この巨大な花街だった今里新地であるが、開設からまもなく日本は戦争に突入し、新地の芸妓たちは軍隊慰問や報国活動、勤労奉仕に追われていくことになる。
そして開設から15年の昭和20年6月15日の空襲で今里新地の北半分は焼け野原になってしまい、北半分はほとんど町工場や宅地化し、戦火を免れた生野区新今里3丁目の区域だけが「今里新地」として営業され、現在に至る。
戦後、各地の花街はバーやキャバレーなど、サラリーマンらに向けた風俗営業への業態の変容がすすむとともに、「今里新地」はGHQによる公娼廃止指令(1946年)から、売春防止法の施行(1958年)までの間は半ば公認で売春が行われる「赤線(あかせん)地区」になり、その後も、法に触れない理屈で営業を続ける店が残り、平成には働き手に外国人女性が見られるようになり、
そして、やがて今里新地の現在周知されている色街のイメージの街区につながっていく…
華やかな芸妓の街としての今里新地は大玉の打ち上げ花火のように、大きく派手にあざやかに輝いて、すっと素早く消えて終わってしまったと言えよう。
ここまで読んでくださった人は他のネットの情報とは違う今里新地の印象をもっていただけただろうか。
私自身も子どもの頃は「今里新地」に行ってはいけないと親に言われていた。
それが「子供が行くと危ない場所」という意味ではなく「子供が来る場所ではない」という意味だったことに気づくのはそこそこ大人になってからだった。
京都の舞妓に魅かれて、花街文化に触れ、花街の歴史に触れると、身を売って稼ぐ娼妓がいないのが「花街(かがい)」と言われても、時代をさかのぼれば「遊廓(遊郭)」と区別のしようがないものであったことも、時代を下れば現在の風俗街につながっていくこともまた否定しようがないこともわかってしまう。
それが娘が憧れる舞妓にさせたがらない家族の基本的な花街の印象のひとつになっていることは否めない。
この街の世間の印象を否定するまではできないが、しかし、花街文化を肯定的に興味や関心をもってくださる方々には魅力的な、祇園と同じような風景がかつてここにあった事実に、好意的な目をこの界隈に向けてくれる人、少し見直してもらえる人もでてくることを期待している。
近隣やこの地を知っている方々には街への思いや界隈を歩く思いが少し変わればうれしく思う。

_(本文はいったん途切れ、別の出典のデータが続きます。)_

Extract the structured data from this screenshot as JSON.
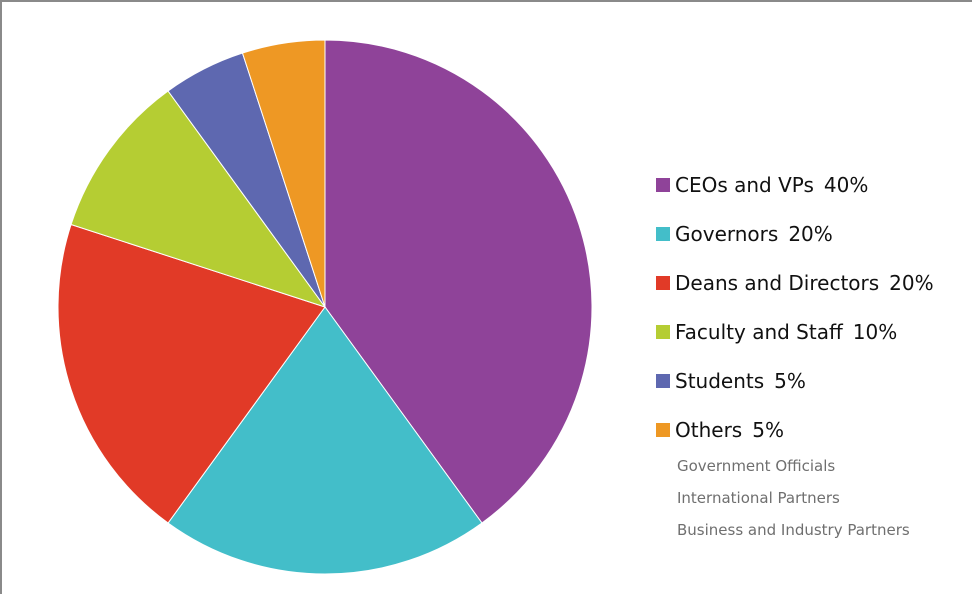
{
  "chart_data": {
    "type": "pie",
    "title": "",
    "slices": [
      {
        "label": "CEOs and VPs",
        "value_text": "40%",
        "value": 40,
        "color": "#8f4399"
      },
      {
        "label": "Governors",
        "value_text": "20%",
        "value": 20,
        "color": "#43bec9"
      },
      {
        "label": "Deans and Directors",
        "value_text": "20%",
        "value": 20,
        "color": "#e13a27"
      },
      {
        "label": "Faculty and Staff",
        "value_text": "10%",
        "value": 10,
        "color": "#b5cd33"
      },
      {
        "label": "Students",
        "value_text": "5%",
        "value": 5,
        "color": "#5e68b0"
      },
      {
        "label": "Others",
        "value_text": "5%",
        "value": 5,
        "color": "#ee9824"
      }
    ],
    "legend_placement": "right",
    "others_breakdown": [
      "Government Officials",
      "International Partners",
      "Business and Industry Partners"
    ]
  }
}
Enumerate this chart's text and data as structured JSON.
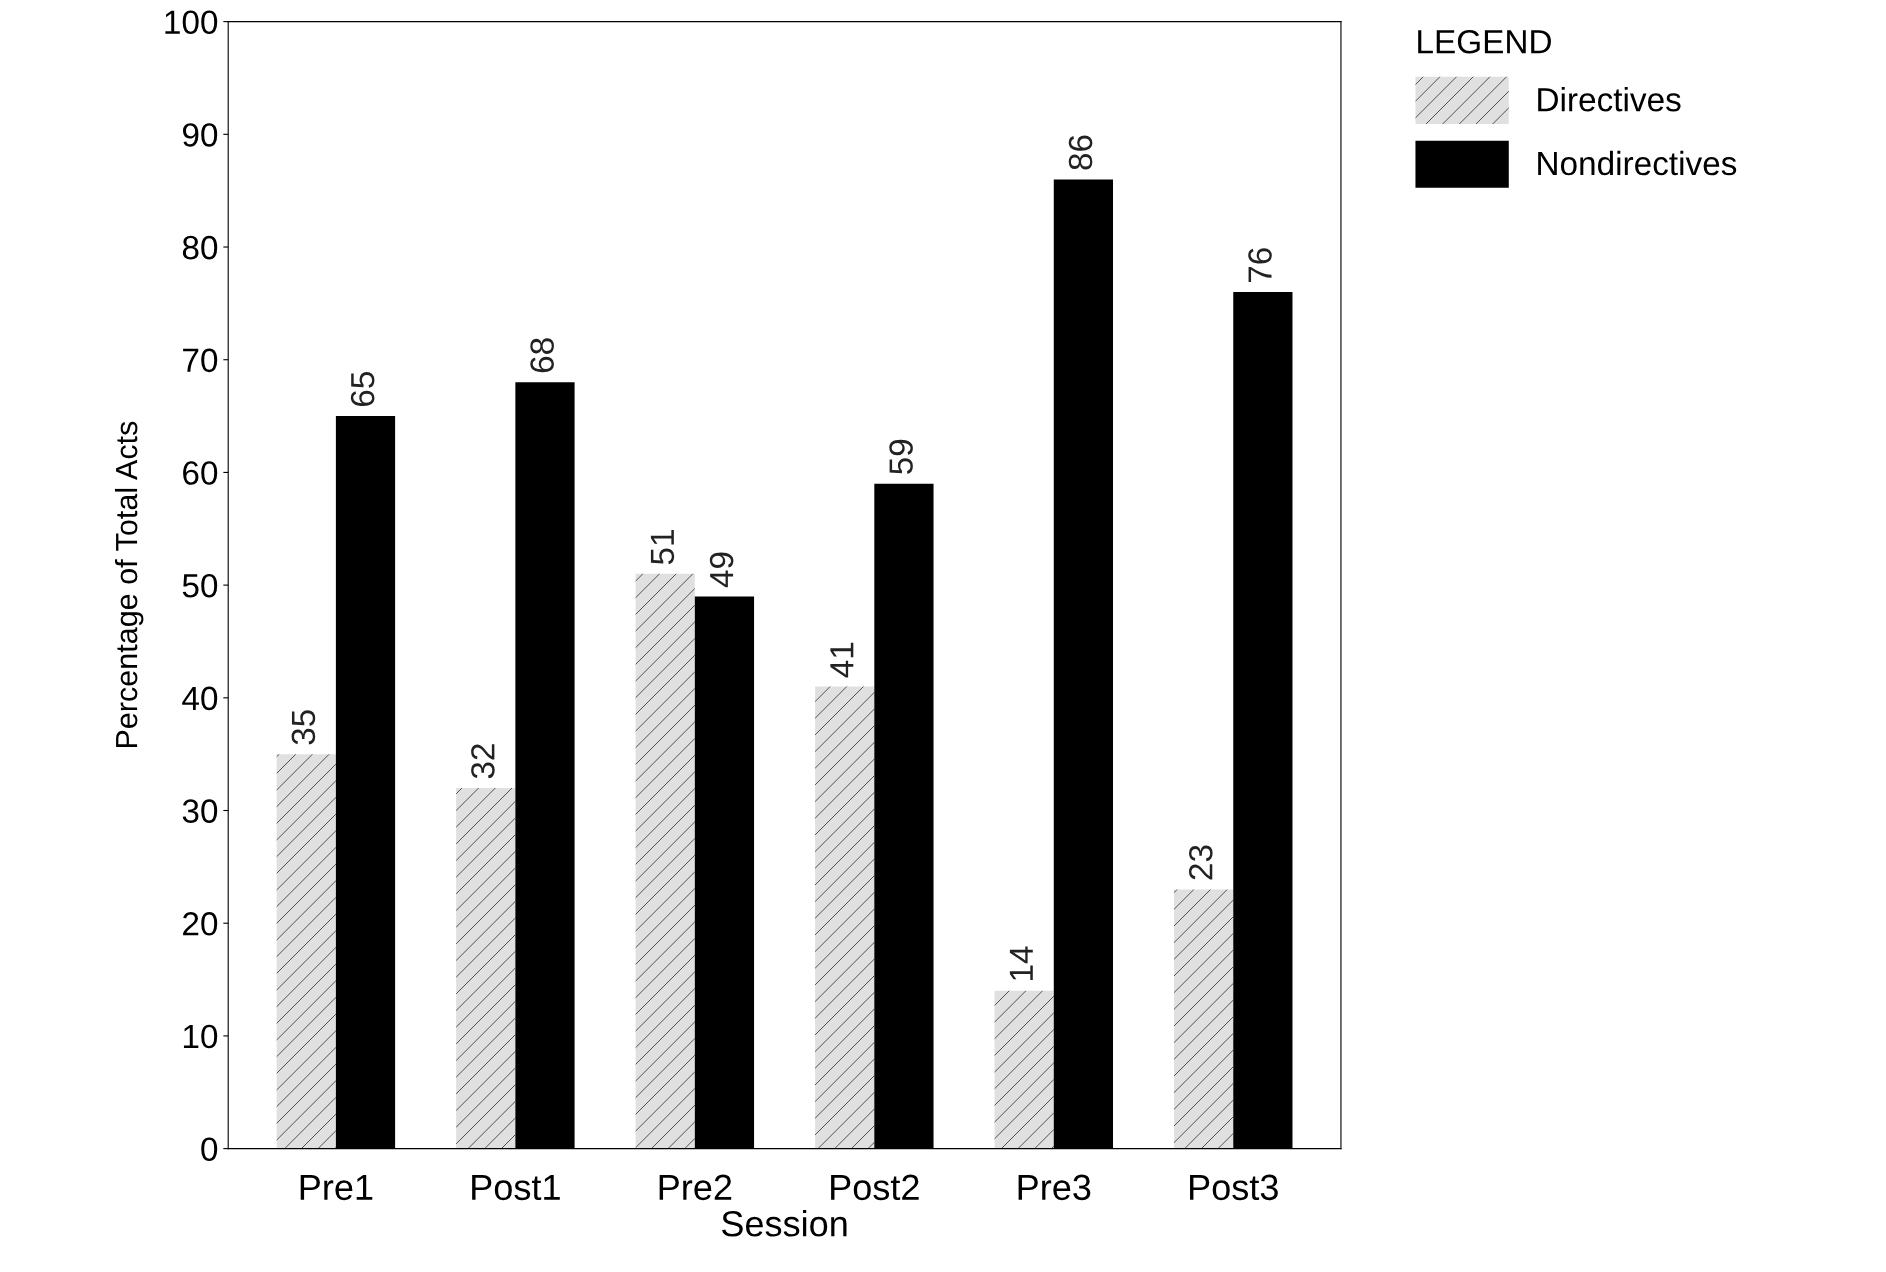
{
  "chart_data": {
    "type": "bar",
    "xlabel": "Session",
    "ylabel": "Percentage of Total Acts",
    "legend_title": "LEGEND",
    "categories": [
      "Pre1",
      "Post1",
      "Pre2",
      "Post2",
      "Pre3",
      "Post3"
    ],
    "series": [
      {
        "name": "Directives",
        "color": "#e0e0e0",
        "values": [
          35,
          32,
          51,
          41,
          14,
          23
        ]
      },
      {
        "name": "Nondirectives",
        "color": "#000000",
        "values": [
          65,
          68,
          49,
          59,
          86,
          76
        ]
      }
    ],
    "ylim": [
      0,
      100
    ],
    "yticks": [
      0,
      10,
      20,
      30,
      40,
      50,
      60,
      70,
      80,
      90,
      100
    ],
    "data_labels": true,
    "grid": false,
    "legend": "top right"
  }
}
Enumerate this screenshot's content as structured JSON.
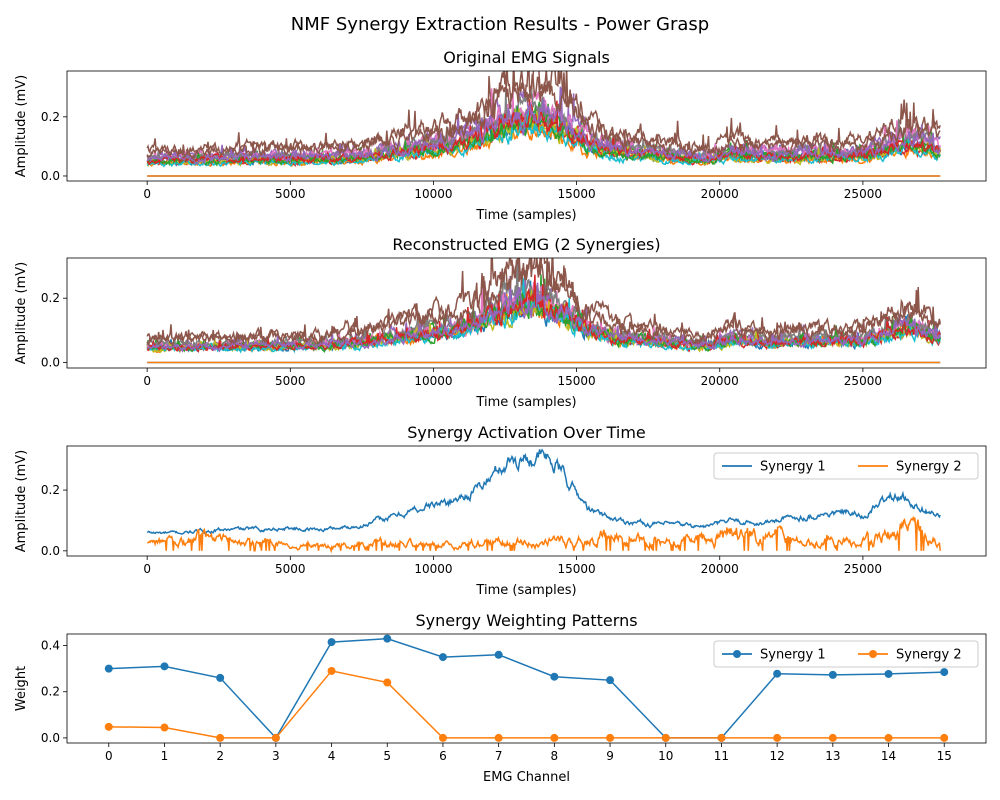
{
  "figure": {
    "suptitle": "NMF Synergy Extraction Results - Power Grasp"
  },
  "chart_data": [
    {
      "type": "line",
      "title": "Original EMG Signals",
      "xlabel": "Time (samples)",
      "ylabel": "Amplitude (mV)",
      "xlim": [
        -2800,
        29300
      ],
      "ylim": [
        -0.017,
        0.355
      ],
      "xticks": [
        0,
        5000,
        10000,
        15000,
        20000,
        25000
      ],
      "yticks": [
        0.0,
        0.2
      ],
      "xtick_labels": [
        "0",
        "5000",
        "10000",
        "15000",
        "20000",
        "25000"
      ],
      "ytick_labels": [
        "0.0",
        "0.2"
      ],
      "samples": 27700,
      "envelope": {
        "t": [
          0,
          2000,
          4000,
          6000,
          7500,
          9000,
          10500,
          11500,
          12500,
          13500,
          14500,
          15500,
          16500,
          18000,
          19500,
          20500,
          21500,
          23000,
          25000,
          26000,
          26800,
          27700
        ],
        "v": [
          0.05,
          0.055,
          0.058,
          0.058,
          0.065,
          0.085,
          0.1,
          0.125,
          0.175,
          0.2,
          0.165,
          0.105,
          0.08,
          0.07,
          0.055,
          0.075,
          0.065,
          0.07,
          0.07,
          0.095,
          0.11,
          0.085
        ]
      },
      "series": [
        {
          "scale": 0.95,
          "color": "#1f77b4"
        },
        {
          "scale": 0.8,
          "color": "#ff7f0e"
        },
        {
          "scale": 1.05,
          "color": "#2ca02c"
        },
        {
          "scale": 0.88,
          "color": "#d62728"
        },
        {
          "scale": 1.25,
          "color": "#9467bd"
        },
        {
          "scale": 1.7,
          "color": "#8c564b"
        },
        {
          "scale": 1.2,
          "color": "#e377c2"
        },
        {
          "scale": 1.15,
          "color": "#7f7f7f"
        },
        {
          "scale": 0.9,
          "color": "#bcbd22"
        },
        {
          "scale": 0.82,
          "color": "#17becf"
        },
        {
          "scale": 0.0,
          "color": "#1f77b4"
        },
        {
          "scale": 0.0,
          "color": "#ff7f0e"
        },
        {
          "scale": 0.92,
          "color": "#2ca02c"
        },
        {
          "scale": 1.0,
          "color": "#d62728"
        },
        {
          "scale": 1.1,
          "color": "#9467bd"
        },
        {
          "scale": 1.55,
          "color": "#8c564b"
        }
      ],
      "legend": null
    },
    {
      "type": "line",
      "title": "Reconstructed EMG (2 Synergies)",
      "xlabel": "Time (samples)",
      "ylabel": "Amplitude (mV)",
      "xlim": [
        -2800,
        29300
      ],
      "ylim": [
        -0.017,
        0.325
      ],
      "xticks": [
        0,
        5000,
        10000,
        15000,
        20000,
        25000
      ],
      "yticks": [
        0.0,
        0.2
      ],
      "xtick_labels": [
        "0",
        "5000",
        "10000",
        "15000",
        "20000",
        "25000"
      ],
      "ytick_labels": [
        "0.0",
        "0.2"
      ],
      "samples": 27700,
      "envelope": {
        "t": [
          0,
          2000,
          4000,
          6000,
          7500,
          9000,
          10500,
          11500,
          12500,
          13500,
          14500,
          15500,
          16500,
          18000,
          19500,
          20500,
          21500,
          23000,
          25000,
          26000,
          26800,
          27700
        ],
        "v": [
          0.045,
          0.048,
          0.05,
          0.052,
          0.06,
          0.08,
          0.095,
          0.12,
          0.165,
          0.185,
          0.155,
          0.095,
          0.07,
          0.062,
          0.05,
          0.07,
          0.06,
          0.065,
          0.065,
          0.09,
          0.105,
          0.078
        ]
      },
      "series": [
        {
          "scale": 0.95,
          "color": "#1f77b4"
        },
        {
          "scale": 1.0,
          "color": "#ff7f0e"
        },
        {
          "scale": 1.05,
          "color": "#2ca02c"
        },
        {
          "scale": 1.0,
          "color": "#d62728"
        },
        {
          "scale": 1.15,
          "color": "#9467bd"
        },
        {
          "scale": 1.65,
          "color": "#8c564b"
        },
        {
          "scale": 1.1,
          "color": "#e377c2"
        },
        {
          "scale": 1.2,
          "color": "#7f7f7f"
        },
        {
          "scale": 0.95,
          "color": "#bcbd22"
        },
        {
          "scale": 0.88,
          "color": "#17becf"
        },
        {
          "scale": 0.0,
          "color": "#1f77b4"
        },
        {
          "scale": 0.0,
          "color": "#ff7f0e"
        },
        {
          "scale": 1.0,
          "color": "#2ca02c"
        },
        {
          "scale": 1.0,
          "color": "#d62728"
        },
        {
          "scale": 1.05,
          "color": "#9467bd"
        },
        {
          "scale": 1.55,
          "color": "#8c564b"
        }
      ],
      "legend": null
    },
    {
      "type": "line",
      "title": "Synergy Activation Over Time",
      "xlabel": "Time (samples)",
      "ylabel": "Amplitude (mV)",
      "xlim": [
        -2800,
        29300
      ],
      "ylim": [
        -0.017,
        0.345
      ],
      "xticks": [
        0,
        5000,
        10000,
        15000,
        20000,
        25000
      ],
      "yticks": [
        0.0,
        0.2
      ],
      "xtick_labels": [
        "0",
        "5000",
        "10000",
        "15000",
        "20000",
        "25000"
      ],
      "ytick_labels": [
        "0.0",
        "0.2"
      ],
      "samples": 27700,
      "series": [
        {
          "name": "Synergy 1",
          "color": "#1f77b4",
          "t": [
            0,
            1000,
            2000,
            3000,
            4000,
            5000,
            6000,
            7000,
            7500,
            8500,
            9500,
            10500,
            11500,
            12000,
            12500,
            13000,
            13500,
            14000,
            14500,
            15000,
            15500,
            16500,
            17500,
            18500,
            19500,
            20500,
            21500,
            22500,
            23500,
            24500,
            25000,
            25500,
            26000,
            26500,
            27000,
            27700
          ],
          "v": [
            0.06,
            0.058,
            0.065,
            0.07,
            0.072,
            0.075,
            0.07,
            0.078,
            0.085,
            0.11,
            0.14,
            0.16,
            0.2,
            0.24,
            0.29,
            0.305,
            0.31,
            0.3,
            0.26,
            0.19,
            0.13,
            0.1,
            0.09,
            0.085,
            0.08,
            0.1,
            0.09,
            0.11,
            0.12,
            0.125,
            0.11,
            0.15,
            0.18,
            0.17,
            0.145,
            0.115
          ]
        },
        {
          "name": "Synergy 2",
          "color": "#ff7f0e",
          "t": [
            0,
            1000,
            2000,
            3000,
            4000,
            5000,
            6000,
            7000,
            8000,
            9000,
            10000,
            11000,
            12000,
            13000,
            14000,
            15000,
            16000,
            17000,
            18000,
            19000,
            20000,
            20500,
            21000,
            22000,
            23000,
            24000,
            25000,
            26000,
            26500,
            27000,
            27700
          ],
          "v": [
            0.025,
            0.03,
            0.04,
            0.03,
            0.03,
            0.015,
            0.015,
            0.02,
            0.03,
            0.025,
            0.02,
            0.02,
            0.03,
            0.03,
            0.03,
            0.03,
            0.045,
            0.035,
            0.03,
            0.03,
            0.05,
            0.075,
            0.05,
            0.045,
            0.03,
            0.03,
            0.03,
            0.06,
            0.065,
            0.06,
            0.02
          ]
        }
      ],
      "legend": {
        "position": "top-right",
        "ncol": 2,
        "markers": false
      }
    },
    {
      "type": "line",
      "title": "Synergy Weighting Patterns",
      "xlabel": "EMG Channel",
      "ylabel": "Weight",
      "xlim": [
        -0.75,
        15.75
      ],
      "ylim": [
        -0.022,
        0.45
      ],
      "xticks": [
        0,
        1,
        2,
        3,
        4,
        5,
        6,
        7,
        8,
        9,
        10,
        11,
        12,
        13,
        14,
        15
      ],
      "yticks": [
        0.0,
        0.2,
        0.4
      ],
      "xtick_labels": [
        "0",
        "1",
        "2",
        "3",
        "4",
        "5",
        "6",
        "7",
        "8",
        "9",
        "10",
        "11",
        "12",
        "13",
        "14",
        "15"
      ],
      "ytick_labels": [
        "0.0",
        "0.2",
        "0.4"
      ],
      "categories": [
        0,
        1,
        2,
        3,
        4,
        5,
        6,
        7,
        8,
        9,
        10,
        11,
        12,
        13,
        14,
        15
      ],
      "series": [
        {
          "name": "Synergy 1",
          "color": "#1f77b4",
          "values": [
            0.3,
            0.31,
            0.26,
            0.0,
            0.415,
            0.43,
            0.35,
            0.36,
            0.265,
            0.25,
            0.0,
            0.0,
            0.278,
            0.273,
            0.277,
            0.285
          ]
        },
        {
          "name": "Synergy 2",
          "color": "#ff7f0e",
          "values": [
            0.048,
            0.045,
            0.0,
            0.0,
            0.29,
            0.24,
            0.0,
            0.0,
            0.0,
            0.0,
            0.0,
            0.0,
            0.0,
            0.0,
            0.0,
            0.0
          ]
        }
      ],
      "legend": {
        "position": "top-right",
        "ncol": 2,
        "markers": true
      }
    }
  ]
}
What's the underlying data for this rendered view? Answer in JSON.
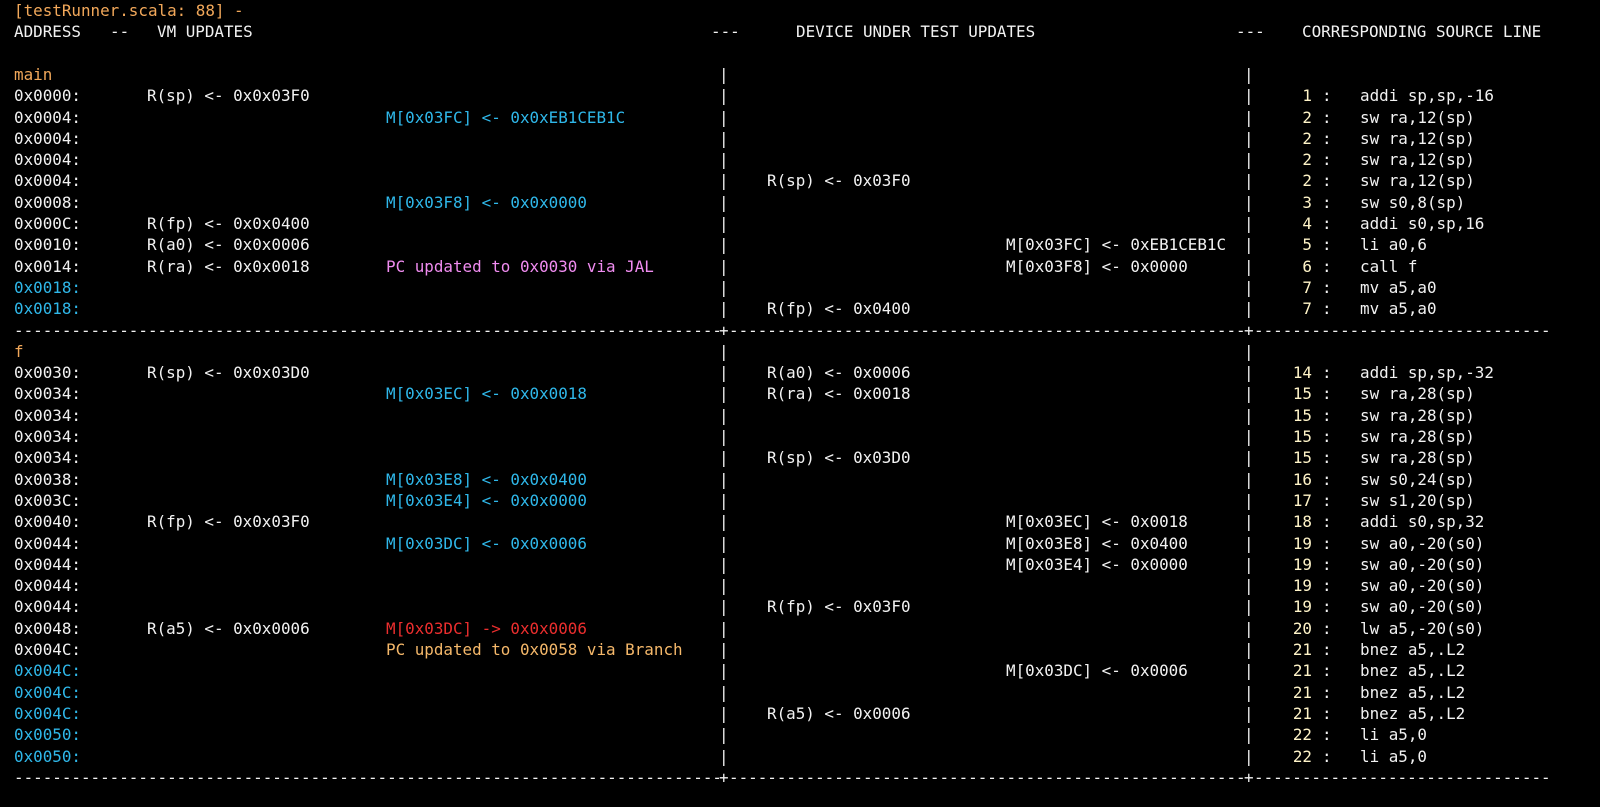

しかし、この私の投稿を見てはじめて今里新地を知って期待を膨らませてこの地に足を運んでもらうことにはさすがに躊躇がある。美味しいお店もあるが観光気分でうろつく街ではないので理解しておいていただきたい。
風俗の店が集まる場所は風俗街以外の何ものでもないわけだし。
今回は、今里新地の往時をしのばせる、一番参考にした「今里新地十年史」という本からの写真の引用などは権利の関係でできなかった。
国立国会図書館のデジタルライブラリーから「今里新地十年史」の現物の全ページを見ることができるので、もっと知りたい、関心を深めたい方はご覧いただきたい。